Haydar El İbadi Başbakan oldu,seçimi kazanan, fakat üçüncü dönem başbakanlığı tartışılan Maliki Cumhurbaşkanlığı yardımcılığına getirildi.
Böylece Bağdad ile Irak Kürt Bölgesi Yönetimi ve Sünniler arasındaki ilişkilerde bir iyileşme koridoru açıldı, bunun karmaşaya son verilmesinde bir başlangıç adımı olabileceği umudu yükseldi.
*
Doğrusu IŞİD, Batı’nın müslümanı müslümana kırdırtma politikasını kullandı ve Batı karşıtı İslami Cihadçı unsurları kendi içinde temizleme hareketi olarak gerekenleri yaptı.
Batı’nın IŞİD operasyonu, birincisi; Rusya ve Çin’in çıkarlarıyla uyum gösteriyor.
İki; Suriye’de Esad rejiminin kurtarılmasıyla hem ABD hem Rusya’nın rahatlamasına yol açılmış,Esad’ın Batı nezdinde tekrar meşruiyet elde etmesine neden olunurken, İsrail ile yapılacak potansiyel bir barış anlaşması için BAAS partisinin eli güçlendirilmiştir.

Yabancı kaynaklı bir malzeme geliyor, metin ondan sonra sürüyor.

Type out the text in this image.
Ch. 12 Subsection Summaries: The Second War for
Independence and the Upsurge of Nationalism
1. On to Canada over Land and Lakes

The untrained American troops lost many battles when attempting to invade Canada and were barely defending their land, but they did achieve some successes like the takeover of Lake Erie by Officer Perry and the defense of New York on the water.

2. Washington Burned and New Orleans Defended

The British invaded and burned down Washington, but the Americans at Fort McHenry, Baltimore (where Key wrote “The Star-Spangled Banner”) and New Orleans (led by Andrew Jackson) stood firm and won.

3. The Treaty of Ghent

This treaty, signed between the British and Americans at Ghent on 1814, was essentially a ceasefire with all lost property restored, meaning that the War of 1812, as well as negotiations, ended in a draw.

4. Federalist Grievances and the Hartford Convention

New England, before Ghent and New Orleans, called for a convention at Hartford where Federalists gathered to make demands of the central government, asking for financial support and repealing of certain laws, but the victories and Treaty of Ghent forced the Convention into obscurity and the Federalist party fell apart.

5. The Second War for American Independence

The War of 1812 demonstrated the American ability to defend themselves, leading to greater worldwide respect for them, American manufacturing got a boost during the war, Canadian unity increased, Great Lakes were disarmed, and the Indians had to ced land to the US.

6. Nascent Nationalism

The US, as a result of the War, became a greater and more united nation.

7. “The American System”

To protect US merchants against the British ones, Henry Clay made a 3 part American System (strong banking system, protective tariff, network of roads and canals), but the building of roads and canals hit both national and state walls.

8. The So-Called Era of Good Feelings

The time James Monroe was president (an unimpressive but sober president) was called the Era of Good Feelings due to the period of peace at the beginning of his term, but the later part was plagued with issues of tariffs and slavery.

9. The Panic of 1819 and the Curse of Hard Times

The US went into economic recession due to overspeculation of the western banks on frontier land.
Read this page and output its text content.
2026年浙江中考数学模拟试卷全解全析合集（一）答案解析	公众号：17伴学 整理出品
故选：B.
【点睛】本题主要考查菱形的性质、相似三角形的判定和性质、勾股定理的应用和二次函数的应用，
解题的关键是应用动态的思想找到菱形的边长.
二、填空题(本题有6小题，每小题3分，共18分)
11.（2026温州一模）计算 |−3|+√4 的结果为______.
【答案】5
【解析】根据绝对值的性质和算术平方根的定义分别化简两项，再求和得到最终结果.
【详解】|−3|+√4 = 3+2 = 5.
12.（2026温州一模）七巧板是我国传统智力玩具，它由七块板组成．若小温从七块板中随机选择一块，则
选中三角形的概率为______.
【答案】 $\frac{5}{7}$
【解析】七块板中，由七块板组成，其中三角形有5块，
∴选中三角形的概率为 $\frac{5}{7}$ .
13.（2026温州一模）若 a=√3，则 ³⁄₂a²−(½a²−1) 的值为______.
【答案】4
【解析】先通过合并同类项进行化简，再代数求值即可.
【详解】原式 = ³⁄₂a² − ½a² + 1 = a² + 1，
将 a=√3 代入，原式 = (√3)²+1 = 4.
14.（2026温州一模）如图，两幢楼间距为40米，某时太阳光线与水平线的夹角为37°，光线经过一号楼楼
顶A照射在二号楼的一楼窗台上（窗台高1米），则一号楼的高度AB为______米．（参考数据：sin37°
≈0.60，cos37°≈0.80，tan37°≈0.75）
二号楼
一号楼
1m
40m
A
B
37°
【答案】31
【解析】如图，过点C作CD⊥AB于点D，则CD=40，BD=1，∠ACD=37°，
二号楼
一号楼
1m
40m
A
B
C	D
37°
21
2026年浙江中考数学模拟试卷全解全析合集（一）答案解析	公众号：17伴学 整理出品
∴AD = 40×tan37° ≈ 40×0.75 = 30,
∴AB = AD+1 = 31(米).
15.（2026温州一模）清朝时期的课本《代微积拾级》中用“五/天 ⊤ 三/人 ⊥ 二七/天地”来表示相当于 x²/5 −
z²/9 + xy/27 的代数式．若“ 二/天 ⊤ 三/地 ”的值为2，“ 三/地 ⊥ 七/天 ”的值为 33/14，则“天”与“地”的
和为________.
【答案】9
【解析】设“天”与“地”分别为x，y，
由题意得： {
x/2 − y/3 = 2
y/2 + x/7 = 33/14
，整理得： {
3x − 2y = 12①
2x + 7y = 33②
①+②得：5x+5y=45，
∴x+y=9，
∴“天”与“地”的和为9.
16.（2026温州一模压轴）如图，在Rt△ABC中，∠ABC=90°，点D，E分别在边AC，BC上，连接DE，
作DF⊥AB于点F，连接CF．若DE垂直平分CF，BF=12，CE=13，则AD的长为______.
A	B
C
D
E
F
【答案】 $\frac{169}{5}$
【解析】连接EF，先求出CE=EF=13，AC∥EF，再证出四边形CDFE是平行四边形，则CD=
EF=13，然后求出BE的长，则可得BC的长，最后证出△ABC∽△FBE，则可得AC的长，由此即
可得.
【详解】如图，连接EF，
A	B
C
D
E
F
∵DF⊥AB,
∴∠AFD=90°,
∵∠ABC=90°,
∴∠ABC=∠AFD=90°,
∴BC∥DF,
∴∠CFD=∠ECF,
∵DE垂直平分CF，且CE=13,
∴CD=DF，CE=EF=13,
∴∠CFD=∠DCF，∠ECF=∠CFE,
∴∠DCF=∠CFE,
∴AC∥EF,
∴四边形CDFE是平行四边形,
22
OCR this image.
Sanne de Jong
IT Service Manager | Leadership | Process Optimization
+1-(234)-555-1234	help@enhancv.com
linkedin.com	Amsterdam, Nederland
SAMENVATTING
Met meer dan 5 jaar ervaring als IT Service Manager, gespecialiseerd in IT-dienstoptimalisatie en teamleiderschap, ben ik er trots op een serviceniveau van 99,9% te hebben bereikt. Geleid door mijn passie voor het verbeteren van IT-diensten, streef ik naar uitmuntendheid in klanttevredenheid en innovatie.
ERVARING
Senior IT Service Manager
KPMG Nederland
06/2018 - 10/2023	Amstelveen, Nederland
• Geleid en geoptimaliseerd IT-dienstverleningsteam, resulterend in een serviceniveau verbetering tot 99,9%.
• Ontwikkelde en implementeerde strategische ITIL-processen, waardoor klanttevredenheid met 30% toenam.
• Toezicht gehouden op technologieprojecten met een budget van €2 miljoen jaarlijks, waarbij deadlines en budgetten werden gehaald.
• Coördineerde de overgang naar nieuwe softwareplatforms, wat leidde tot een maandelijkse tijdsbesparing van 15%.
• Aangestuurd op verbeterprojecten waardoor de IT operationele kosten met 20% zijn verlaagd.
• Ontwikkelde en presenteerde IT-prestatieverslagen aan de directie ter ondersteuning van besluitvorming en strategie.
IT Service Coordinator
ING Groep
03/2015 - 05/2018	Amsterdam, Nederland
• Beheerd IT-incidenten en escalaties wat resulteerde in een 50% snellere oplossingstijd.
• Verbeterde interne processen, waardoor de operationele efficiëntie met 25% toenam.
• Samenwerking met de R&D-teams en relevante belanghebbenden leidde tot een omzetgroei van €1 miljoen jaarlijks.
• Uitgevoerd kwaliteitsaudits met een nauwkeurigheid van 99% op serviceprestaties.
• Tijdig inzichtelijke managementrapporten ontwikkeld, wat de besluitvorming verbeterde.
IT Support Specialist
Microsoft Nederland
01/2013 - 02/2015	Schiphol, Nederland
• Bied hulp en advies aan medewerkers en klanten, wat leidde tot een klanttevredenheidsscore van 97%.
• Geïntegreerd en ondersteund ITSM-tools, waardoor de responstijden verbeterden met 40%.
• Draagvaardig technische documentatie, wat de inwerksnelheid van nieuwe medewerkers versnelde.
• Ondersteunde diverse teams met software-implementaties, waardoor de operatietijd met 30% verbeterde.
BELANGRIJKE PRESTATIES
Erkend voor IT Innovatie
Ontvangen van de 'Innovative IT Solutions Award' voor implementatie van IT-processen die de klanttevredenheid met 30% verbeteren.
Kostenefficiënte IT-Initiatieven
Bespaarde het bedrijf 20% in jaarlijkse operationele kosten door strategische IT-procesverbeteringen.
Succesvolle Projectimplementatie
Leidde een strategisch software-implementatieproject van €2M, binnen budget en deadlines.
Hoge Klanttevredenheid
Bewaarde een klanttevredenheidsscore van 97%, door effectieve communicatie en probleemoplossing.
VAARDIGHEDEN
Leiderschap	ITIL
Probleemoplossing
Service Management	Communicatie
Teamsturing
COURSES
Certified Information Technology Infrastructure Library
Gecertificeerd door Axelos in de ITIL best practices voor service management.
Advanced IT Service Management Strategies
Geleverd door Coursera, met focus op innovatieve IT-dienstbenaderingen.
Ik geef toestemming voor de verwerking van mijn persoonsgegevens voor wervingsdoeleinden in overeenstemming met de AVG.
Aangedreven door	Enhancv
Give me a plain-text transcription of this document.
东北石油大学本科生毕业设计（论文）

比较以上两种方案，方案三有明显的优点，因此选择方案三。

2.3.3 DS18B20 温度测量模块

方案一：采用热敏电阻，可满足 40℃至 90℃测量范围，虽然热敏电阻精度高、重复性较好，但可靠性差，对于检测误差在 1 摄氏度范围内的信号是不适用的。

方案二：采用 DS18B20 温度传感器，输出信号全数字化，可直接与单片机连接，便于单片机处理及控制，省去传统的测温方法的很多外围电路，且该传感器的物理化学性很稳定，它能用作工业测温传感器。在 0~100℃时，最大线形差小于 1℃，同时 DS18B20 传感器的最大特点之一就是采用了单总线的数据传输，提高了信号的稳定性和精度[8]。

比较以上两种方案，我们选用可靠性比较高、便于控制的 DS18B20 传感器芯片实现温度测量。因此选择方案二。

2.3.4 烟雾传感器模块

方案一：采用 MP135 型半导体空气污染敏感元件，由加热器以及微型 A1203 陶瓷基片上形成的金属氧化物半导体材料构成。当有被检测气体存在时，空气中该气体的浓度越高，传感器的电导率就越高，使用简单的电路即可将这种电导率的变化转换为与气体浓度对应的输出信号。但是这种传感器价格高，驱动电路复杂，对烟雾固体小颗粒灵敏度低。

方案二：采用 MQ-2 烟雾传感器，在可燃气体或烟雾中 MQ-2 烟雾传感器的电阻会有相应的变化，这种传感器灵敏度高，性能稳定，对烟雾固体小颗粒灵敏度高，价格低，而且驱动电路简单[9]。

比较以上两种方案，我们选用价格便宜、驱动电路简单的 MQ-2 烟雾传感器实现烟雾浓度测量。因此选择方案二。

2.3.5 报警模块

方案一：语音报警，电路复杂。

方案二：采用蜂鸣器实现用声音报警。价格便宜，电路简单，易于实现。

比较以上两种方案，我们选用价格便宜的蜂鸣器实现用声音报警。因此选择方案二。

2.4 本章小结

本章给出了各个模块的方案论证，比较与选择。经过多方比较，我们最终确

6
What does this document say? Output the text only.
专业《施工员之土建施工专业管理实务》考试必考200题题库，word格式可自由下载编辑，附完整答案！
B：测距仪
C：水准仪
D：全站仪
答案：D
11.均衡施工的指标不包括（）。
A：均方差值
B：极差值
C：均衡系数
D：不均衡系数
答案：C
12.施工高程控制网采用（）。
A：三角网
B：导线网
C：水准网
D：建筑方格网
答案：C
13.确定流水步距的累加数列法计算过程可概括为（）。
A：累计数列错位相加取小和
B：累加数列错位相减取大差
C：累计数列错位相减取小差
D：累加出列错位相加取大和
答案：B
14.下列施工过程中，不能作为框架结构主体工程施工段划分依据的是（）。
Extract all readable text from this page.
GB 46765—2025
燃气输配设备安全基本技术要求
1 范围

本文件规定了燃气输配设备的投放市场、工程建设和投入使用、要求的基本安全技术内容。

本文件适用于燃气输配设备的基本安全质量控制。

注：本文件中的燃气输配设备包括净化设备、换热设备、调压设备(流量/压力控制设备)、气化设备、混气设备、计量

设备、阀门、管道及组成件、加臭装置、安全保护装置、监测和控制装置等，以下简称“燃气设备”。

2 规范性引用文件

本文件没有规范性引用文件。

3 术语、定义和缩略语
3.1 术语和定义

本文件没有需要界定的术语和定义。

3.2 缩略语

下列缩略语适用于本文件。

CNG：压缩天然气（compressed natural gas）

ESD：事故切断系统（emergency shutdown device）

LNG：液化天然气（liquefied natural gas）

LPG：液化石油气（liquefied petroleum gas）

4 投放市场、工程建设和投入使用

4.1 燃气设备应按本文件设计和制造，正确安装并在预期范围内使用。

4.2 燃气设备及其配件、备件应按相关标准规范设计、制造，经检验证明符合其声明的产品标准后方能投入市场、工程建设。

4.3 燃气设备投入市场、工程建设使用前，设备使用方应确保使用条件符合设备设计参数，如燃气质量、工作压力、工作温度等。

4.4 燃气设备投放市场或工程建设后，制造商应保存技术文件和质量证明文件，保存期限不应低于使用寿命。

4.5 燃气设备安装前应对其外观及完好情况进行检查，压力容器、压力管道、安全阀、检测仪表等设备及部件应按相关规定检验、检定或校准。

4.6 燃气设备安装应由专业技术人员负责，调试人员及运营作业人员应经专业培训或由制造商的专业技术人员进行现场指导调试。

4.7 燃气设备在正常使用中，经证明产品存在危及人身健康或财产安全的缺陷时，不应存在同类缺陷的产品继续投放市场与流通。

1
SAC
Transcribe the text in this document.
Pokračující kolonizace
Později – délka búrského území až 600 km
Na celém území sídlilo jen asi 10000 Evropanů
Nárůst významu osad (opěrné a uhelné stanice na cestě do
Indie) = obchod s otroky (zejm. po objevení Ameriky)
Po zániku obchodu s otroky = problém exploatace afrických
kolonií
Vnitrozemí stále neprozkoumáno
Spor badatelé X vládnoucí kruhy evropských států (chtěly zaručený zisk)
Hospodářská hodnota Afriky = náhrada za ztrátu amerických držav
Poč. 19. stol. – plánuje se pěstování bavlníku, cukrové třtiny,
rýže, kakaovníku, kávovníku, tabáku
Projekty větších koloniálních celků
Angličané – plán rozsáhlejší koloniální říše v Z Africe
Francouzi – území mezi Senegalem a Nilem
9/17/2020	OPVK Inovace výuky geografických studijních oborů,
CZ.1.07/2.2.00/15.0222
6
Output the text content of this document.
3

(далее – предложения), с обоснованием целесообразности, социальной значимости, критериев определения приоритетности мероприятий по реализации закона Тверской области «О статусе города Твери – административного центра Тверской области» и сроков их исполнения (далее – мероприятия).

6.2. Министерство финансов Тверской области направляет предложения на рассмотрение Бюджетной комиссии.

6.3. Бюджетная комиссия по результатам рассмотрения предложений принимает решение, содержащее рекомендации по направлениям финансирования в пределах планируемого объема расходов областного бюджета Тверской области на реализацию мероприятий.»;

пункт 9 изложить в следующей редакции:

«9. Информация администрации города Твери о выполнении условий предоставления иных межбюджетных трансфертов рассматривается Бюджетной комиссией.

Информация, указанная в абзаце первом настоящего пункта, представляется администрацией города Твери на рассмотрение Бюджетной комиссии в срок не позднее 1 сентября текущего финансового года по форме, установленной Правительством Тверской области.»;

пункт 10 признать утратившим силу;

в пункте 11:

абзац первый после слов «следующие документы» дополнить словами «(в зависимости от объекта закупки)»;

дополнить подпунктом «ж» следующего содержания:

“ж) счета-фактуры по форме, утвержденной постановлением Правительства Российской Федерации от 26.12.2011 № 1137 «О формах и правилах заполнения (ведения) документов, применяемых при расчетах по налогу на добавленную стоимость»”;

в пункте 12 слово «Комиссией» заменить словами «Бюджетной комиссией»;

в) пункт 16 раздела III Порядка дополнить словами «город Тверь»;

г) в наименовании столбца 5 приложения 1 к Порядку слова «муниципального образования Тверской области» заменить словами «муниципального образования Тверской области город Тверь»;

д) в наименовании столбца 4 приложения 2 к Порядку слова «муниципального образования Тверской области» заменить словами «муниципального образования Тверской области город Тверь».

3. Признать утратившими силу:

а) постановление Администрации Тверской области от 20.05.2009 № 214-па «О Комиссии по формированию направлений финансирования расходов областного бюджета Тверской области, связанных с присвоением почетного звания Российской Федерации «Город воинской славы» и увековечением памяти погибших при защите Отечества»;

Dört; IŞİD aracılığıyla İran’a yapılan baskıyla İran’ın daha fazla Rusya’nın himayesine girmesine,fakat Rusya’nın da İran’ın nükleer silah elde etmesini önlemek için devreye girmesine yol açılmıştır.
Altı; güvenilmez karakterini Batı’da pekiştirmiş Türkiye İslamcı iktidarının da,işte ABD Senatosundan başlayan ve batı medyasıyla kirletilmesi süreci yaygınlaşmaya başlamıştır.
Yedi; “Çözüm Süreci”, öncelikle Irak Kürdistan’ını beklemek üzere rölanti bir sürece mi kalıyor?
Sekiz;bir süre sonra İŞİD’ın elebaşıları tasfiye edilecek, militanlar geldikleri yoldan ülkelerine döneceklerdir.